Sovereignist leaders love to discover cases in which Quebec is "humiliated" by Ottawa. But in this case Duceppe has humiliated himself, in the process lending credibility to Prime Minister Stephen Harper's contention that Duceppe and the Bloc are "playing political games on the backs of our soldiers."

It's meaningless to rebuild a school or hospital when terrorists are just around the corner waiting for you to finish so they can bomb it - again. For that reason, the military campaign in Afghanistan is inseparable from the reconstruction drive.

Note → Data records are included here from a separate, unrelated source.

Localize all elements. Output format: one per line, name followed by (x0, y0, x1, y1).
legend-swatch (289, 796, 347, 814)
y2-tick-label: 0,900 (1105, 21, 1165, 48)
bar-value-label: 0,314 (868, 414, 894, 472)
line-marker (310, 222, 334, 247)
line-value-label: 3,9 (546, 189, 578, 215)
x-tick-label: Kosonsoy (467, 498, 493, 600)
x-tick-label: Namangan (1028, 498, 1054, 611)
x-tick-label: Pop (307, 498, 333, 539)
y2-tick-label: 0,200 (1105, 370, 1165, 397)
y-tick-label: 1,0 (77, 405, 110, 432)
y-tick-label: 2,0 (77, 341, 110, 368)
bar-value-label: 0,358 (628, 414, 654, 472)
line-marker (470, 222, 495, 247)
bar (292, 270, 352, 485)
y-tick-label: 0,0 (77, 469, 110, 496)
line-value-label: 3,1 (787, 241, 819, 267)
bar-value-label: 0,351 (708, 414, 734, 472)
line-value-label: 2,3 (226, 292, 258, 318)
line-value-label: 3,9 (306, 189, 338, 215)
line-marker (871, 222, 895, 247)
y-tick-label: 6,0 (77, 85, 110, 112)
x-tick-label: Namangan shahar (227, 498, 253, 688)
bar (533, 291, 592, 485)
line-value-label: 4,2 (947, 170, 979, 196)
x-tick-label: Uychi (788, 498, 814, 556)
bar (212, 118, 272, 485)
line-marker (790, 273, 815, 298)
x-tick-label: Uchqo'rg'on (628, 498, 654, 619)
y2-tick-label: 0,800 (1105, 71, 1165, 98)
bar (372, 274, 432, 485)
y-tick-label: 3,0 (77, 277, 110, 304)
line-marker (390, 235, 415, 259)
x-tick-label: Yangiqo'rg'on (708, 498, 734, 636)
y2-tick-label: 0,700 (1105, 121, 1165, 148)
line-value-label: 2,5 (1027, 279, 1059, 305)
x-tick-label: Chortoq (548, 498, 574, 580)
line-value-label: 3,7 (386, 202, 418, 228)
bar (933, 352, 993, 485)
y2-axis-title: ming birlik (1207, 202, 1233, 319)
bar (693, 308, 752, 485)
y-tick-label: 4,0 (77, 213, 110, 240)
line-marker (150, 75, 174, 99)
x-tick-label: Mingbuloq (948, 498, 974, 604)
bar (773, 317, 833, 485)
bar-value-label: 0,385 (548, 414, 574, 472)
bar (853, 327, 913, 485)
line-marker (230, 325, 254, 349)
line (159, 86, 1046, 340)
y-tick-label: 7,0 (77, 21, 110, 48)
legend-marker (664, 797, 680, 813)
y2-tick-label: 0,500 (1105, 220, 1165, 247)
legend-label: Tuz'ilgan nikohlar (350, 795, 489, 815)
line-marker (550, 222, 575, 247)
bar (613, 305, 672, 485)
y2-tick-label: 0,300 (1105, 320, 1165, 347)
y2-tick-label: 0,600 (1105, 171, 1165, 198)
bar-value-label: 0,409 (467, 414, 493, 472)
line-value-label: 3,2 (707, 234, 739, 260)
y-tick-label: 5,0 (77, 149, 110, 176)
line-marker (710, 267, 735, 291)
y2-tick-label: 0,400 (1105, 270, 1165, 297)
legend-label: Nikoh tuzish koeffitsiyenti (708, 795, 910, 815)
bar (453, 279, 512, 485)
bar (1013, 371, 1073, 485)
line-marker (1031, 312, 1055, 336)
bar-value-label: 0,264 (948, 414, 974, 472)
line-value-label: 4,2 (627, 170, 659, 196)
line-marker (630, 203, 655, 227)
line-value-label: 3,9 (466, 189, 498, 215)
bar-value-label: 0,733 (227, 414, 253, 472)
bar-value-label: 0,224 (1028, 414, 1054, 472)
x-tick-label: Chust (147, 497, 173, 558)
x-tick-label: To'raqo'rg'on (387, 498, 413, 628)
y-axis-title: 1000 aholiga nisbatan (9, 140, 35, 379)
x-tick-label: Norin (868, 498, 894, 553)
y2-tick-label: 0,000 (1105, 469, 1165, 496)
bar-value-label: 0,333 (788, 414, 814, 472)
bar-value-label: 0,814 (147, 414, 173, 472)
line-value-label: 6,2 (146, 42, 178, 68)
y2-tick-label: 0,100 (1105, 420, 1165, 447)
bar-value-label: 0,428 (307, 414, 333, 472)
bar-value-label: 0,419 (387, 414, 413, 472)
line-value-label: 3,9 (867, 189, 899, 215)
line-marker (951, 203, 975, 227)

Duceppe also knows Harper's government set aside $1 billion over 10 years in its last budget to help rebuild Afghanistan, not a negligible sum.

In any event, Duceppe's threat proved to be empty. Not only has he backed away from it, but Liberal leader Stephane Dion rebuffed the idea of toppling the Conservatives over the issue. The Liberals want no part of this touchy issue, if only because on Afghanistan their caucus is the most divided in the House.

Dion argues the mission is failing to accomplish its objective of improving Afghans' lot. But he can hardly rattle a sabre about it, considering it was his party that boosted the Canadian contingent from 850 peacekeepers in Kabul to 2,500 combat troops in Taliban-riddled Kandahar last year. Dion also complains that Harper ramrodded an extension of the mission through Parliament, a complaint that is true enough but that lacks sting, since the Liberals never gave MPs a vote on the combat role in the first place.